Regarding lipid intakes, the current protocols may be adapted to avoid the increasing number of neonates with intakes exceeding the recommended maximum of 4 g/kg/d [15], starting from day 4, especially for neonates with a BW > 1000 g. However, PN provisions maxed out at 3.6 g/kg/d. In a clinical practice at Ghent University Hospital, triglyceride levels are measured on a weekly basis and lipid provisions are reduced if hypertriglyceridemia is detected. In this cohort, only one patient had hypertriglyceridemia that persisted for three consecutive days, despite several patients having provisions above the recommended maximum. A multiple logistic regression model by Giretti et al. [33] might explain this apparent lack of association; although each additional intravenous lipid intake of 1 g/kg/d increased the risk of hypertriglyceridemia by 96%, for each week of GA, and for each g/kg/d of amino acid intake, the risk of hypertriglyceridemia was reduced by 12% and 19%, respectively [33]. Moreover, the use of fish oil emulsions was associated with a significantly lower risk of hypertriglyceridemia (a reduction of 38%), which the authors traced back to lipogenesis downregulation by fish oil emulsions. Ultimately, although our nutrition protocols may have to be adapted to not exceed ESPGHAN 2018 guideline recommendations, we can corroborate the findings of other cohort studies on the safe use of fish oil lipid emulsions in terms of hypertriglyceridemia [33,34].
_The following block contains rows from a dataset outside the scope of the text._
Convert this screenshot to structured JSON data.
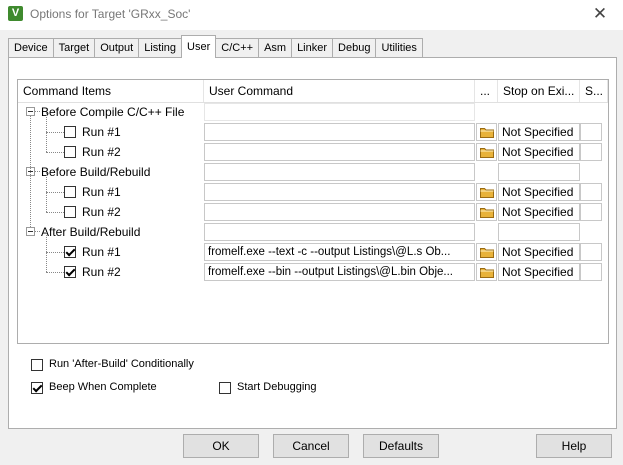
{
  "window": {
    "title": "Options for Target 'GRxx_Soc'",
    "app_icon_text": "V",
    "close_glyph": "✕"
  },
  "tabs": [
    {
      "label": "Device",
      "active": false
    },
    {
      "label": "Target",
      "active": false
    },
    {
      "label": "Output",
      "active": false
    },
    {
      "label": "Listing",
      "active": false
    },
    {
      "label": "User",
      "active": true
    },
    {
      "label": "C/C++",
      "active": false
    },
    {
      "label": "Asm",
      "active": false
    },
    {
      "label": "Linker",
      "active": false
    },
    {
      "label": "Debug",
      "active": false
    },
    {
      "label": "Utilities",
      "active": false
    }
  ],
  "grid": {
    "headers": [
      "Command Items",
      "User Command",
      "...",
      "Stop on Exi...",
      "S..."
    ],
    "groups": [
      {
        "label": "Before Compile C/C++ File",
        "has_fields": false,
        "runs": [
          {
            "label": "Run #1",
            "checked": false,
            "command": "",
            "stop": "Not Specified"
          },
          {
            "label": "Run #2",
            "checked": false,
            "command": "",
            "stop": "Not Specified"
          }
        ]
      },
      {
        "label": "Before Build/Rebuild",
        "has_fields": true,
        "runs": [
          {
            "label": "Run #1",
            "checked": false,
            "command": "",
            "stop": "Not Specified"
          },
          {
            "label": "Run #2",
            "checked": false,
            "command": "",
            "stop": "Not Specified"
          }
        ]
      },
      {
        "label": "After Build/Rebuild",
        "has_fields": true,
        "runs": [
          {
            "label": "Run #1",
            "checked": true,
            "command": "fromelf.exe --text -c --output Listings\\@L.s  Ob...",
            "stop": "Not Specified"
          },
          {
            "label": "Run #2",
            "checked": true,
            "command": "fromelf.exe --bin --output Listings\\@L.bin Obje...",
            "stop": "Not Specified"
          }
        ]
      }
    ]
  },
  "options": {
    "run_after_build": {
      "label": "Run 'After-Build' Conditionally",
      "checked": false
    },
    "beep": {
      "label": "Beep When Complete",
      "checked": true
    },
    "start_debugging": {
      "label": "Start Debugging",
      "checked": false
    }
  },
  "buttons": {
    "ok": "OK",
    "cancel": "Cancel",
    "defaults": "Defaults",
    "help": "Help"
  },
  "colors": {
    "folder": "#e8b23a",
    "app_icon": "#3f8a2e"
  }
}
The analyses of amino acid administration showed a high prevalence of provisions that fell below the minimum ESPGHAN 2018 recommendations across all BW groups, especially in the BW < 1000 g and BW ≥ 1500 g groups. If the amino acid provisions can be increased, it may benefit growth rates. Linear mixed-effects model analyses showed that early and high protein intakes in the first week of life ameliorate weight decline after birth, and from day 9 onward, they are significantly associated with greater increases in weight, length, and head circumference [32]. Although the optimal glucose and lipid intakes to safeguard protein accretion and growth are unknown [16], the nutrition protocol analyzed in this study showed that insufficient non-protein intakes were a rare exception (three cases on two days). However, if amino acid provision guidelines recommend an increase in the next protocol update, this finding has to be reassessed.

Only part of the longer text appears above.